I'm working on the dailydialog dataset, which I've converted into a JSON file which looks something like this:
[{"response": "You know that is tempting but is really not good for our fitness.", "message": "Say, Jim, how about going for a few beers after dinner?"}, {"response": "Do you really think so? I don't. It will just make us fat and act silly. Remember last time?", "message": "What do you mean? It will help us to relax."}, {"response": "I suggest a walk over to the gym where we can play singsong and meet some of our friends.", "message": "I guess you are right. But what shall we do? I don't feel like sitting at home."}, {"response": "Sounds great to me! If they are willing, we could ask them to go dancing with us.That is excellent exercise and fun, too.", "message": "That's a good idea. I hear Mary and Sally often go there to play pingpong.Perhaps we can make a foursome with them."}, {"response": "All right.", "message": "Please lie down over there."}]
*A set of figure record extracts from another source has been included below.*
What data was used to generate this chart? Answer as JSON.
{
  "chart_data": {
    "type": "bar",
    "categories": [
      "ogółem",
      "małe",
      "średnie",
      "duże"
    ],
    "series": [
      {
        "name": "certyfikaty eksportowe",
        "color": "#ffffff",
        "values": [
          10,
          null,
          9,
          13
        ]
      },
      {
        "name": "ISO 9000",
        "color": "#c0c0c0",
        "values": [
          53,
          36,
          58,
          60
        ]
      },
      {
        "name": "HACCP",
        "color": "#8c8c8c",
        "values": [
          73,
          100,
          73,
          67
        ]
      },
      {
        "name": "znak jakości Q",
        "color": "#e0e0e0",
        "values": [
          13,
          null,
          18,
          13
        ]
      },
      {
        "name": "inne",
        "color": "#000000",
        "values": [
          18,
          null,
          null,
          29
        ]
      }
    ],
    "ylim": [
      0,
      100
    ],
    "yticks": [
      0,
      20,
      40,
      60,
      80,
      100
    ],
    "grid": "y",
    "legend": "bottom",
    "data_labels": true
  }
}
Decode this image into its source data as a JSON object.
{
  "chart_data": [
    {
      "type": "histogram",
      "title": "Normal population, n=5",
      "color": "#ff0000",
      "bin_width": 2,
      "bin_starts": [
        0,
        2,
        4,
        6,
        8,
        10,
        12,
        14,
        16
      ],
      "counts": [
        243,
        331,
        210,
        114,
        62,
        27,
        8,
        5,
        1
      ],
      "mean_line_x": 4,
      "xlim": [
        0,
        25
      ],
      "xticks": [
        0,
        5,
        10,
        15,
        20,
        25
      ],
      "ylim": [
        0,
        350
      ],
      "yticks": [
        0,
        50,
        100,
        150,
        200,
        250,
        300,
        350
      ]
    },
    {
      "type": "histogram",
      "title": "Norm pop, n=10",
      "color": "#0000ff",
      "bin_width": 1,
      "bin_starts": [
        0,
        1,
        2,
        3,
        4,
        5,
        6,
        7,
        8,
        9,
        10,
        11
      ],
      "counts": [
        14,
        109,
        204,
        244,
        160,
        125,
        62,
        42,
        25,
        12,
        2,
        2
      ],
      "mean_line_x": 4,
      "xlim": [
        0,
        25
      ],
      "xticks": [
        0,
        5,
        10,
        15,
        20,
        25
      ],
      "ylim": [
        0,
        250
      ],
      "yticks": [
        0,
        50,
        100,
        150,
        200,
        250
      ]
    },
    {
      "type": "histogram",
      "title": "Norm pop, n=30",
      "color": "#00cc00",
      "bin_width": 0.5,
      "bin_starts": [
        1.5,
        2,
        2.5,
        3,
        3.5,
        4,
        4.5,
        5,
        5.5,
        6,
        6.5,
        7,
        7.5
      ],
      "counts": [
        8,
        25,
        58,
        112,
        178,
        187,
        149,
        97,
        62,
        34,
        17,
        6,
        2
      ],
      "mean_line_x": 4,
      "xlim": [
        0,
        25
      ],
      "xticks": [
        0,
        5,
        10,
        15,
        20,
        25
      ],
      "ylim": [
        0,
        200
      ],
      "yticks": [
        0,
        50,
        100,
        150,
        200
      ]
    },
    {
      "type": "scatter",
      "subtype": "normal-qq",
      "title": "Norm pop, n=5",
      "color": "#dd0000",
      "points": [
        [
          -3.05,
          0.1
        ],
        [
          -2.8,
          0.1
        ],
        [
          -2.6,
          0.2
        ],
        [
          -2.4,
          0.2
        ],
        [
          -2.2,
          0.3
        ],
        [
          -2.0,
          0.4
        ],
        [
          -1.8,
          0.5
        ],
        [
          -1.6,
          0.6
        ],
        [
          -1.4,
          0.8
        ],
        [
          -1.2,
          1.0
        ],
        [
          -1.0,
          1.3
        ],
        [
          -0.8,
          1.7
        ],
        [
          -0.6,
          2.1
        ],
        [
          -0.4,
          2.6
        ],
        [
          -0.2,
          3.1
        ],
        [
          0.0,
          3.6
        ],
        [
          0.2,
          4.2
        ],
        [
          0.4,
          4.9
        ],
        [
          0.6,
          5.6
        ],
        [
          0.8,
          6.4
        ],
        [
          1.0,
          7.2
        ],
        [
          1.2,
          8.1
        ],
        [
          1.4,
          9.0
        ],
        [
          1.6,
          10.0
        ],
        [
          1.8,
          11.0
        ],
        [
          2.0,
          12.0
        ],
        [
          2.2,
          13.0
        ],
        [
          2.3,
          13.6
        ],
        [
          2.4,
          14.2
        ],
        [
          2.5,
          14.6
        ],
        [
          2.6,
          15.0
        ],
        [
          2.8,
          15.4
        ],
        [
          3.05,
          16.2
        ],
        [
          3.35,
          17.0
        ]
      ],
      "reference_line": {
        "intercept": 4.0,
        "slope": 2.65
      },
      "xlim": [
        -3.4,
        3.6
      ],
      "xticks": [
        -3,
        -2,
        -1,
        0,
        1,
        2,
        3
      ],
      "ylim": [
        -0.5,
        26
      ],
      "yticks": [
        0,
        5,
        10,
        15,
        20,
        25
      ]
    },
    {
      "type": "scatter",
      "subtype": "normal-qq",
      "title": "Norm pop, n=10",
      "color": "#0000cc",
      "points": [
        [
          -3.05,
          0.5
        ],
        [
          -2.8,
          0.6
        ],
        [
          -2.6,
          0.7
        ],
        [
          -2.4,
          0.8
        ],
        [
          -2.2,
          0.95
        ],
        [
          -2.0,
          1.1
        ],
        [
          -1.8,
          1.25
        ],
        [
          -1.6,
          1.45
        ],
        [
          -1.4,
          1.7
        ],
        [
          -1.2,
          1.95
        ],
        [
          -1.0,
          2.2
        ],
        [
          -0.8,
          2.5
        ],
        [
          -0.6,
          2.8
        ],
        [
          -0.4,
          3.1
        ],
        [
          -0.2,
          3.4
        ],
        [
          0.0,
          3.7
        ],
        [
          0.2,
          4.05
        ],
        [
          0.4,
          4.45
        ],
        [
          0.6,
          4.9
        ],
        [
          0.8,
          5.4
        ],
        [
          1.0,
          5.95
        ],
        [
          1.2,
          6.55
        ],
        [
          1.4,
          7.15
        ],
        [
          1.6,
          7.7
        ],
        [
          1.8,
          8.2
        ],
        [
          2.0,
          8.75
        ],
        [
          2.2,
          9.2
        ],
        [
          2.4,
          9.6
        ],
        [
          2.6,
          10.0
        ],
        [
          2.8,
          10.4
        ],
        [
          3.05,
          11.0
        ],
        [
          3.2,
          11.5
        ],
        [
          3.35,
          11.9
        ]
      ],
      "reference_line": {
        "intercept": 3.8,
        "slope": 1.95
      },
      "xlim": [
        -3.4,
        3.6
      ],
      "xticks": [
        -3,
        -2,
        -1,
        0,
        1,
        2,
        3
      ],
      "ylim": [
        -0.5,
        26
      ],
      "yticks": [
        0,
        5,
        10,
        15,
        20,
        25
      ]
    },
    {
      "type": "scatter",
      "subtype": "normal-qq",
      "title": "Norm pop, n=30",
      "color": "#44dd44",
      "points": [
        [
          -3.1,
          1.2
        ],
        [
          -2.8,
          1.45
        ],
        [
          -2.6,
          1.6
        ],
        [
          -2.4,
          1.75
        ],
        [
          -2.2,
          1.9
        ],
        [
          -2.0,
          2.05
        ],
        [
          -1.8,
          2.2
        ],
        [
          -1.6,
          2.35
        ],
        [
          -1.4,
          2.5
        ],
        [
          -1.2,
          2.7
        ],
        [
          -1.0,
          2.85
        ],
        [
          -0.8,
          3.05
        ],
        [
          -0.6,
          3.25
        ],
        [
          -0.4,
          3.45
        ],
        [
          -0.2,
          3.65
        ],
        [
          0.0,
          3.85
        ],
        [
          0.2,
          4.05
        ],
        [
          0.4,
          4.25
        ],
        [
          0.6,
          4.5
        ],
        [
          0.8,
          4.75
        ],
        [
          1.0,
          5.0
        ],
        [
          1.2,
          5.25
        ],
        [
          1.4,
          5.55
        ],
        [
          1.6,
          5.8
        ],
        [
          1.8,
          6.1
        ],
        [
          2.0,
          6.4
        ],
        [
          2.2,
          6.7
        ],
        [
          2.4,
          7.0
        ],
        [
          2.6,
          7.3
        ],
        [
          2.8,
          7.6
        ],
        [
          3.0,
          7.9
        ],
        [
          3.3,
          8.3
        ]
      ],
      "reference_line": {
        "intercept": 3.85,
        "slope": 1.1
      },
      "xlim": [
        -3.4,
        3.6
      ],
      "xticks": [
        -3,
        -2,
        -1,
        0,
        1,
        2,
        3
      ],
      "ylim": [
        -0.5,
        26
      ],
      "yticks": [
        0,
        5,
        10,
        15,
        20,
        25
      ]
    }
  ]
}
So, each item has two keys - response and message.
This is my first time using PyTorch, so I was following a few online available resources. These are the relevant snippets of my code:
def tokenize_en(text):
return [tok.text for tok in spacy_en.tokenizer(text)]
src = Field(tokenize = tokenize_en,
init_token = '<sos>',
eos_token = '<eos>',
lower = True)
fields = {'response': ('r', src)}
train_data, test_data, validation_data = TabularDataset.splits(
path = 'FilePath',
train = 'trainset.json',
test = 'testset.json',
validation = 'validationset.json',
format = 'json',
fields = fields
)
Although no errors are raised, despite having many items in my JSON file, the train, test and validation datasets strangely have only 1 example each, as seen in this image: Image Showing the length of train_data, test_data and validation_data
I'd be really grateful if someone could point out the error to me.
Edit: I found out that the whole file is being treated as a single text string due to lack of indents in the file. But if I indent the JSON file, the TabularDataset function throws a JSONDecodeError to me, suggesting it can no more decode the file. How can I get rid of this problem?
I think the code is alright, but the issue is with your JSON file. Can you try removing the square brackets("[]") at the beginning and the end of the file? Probably that is the reason that Your Python file is reading it as one single object.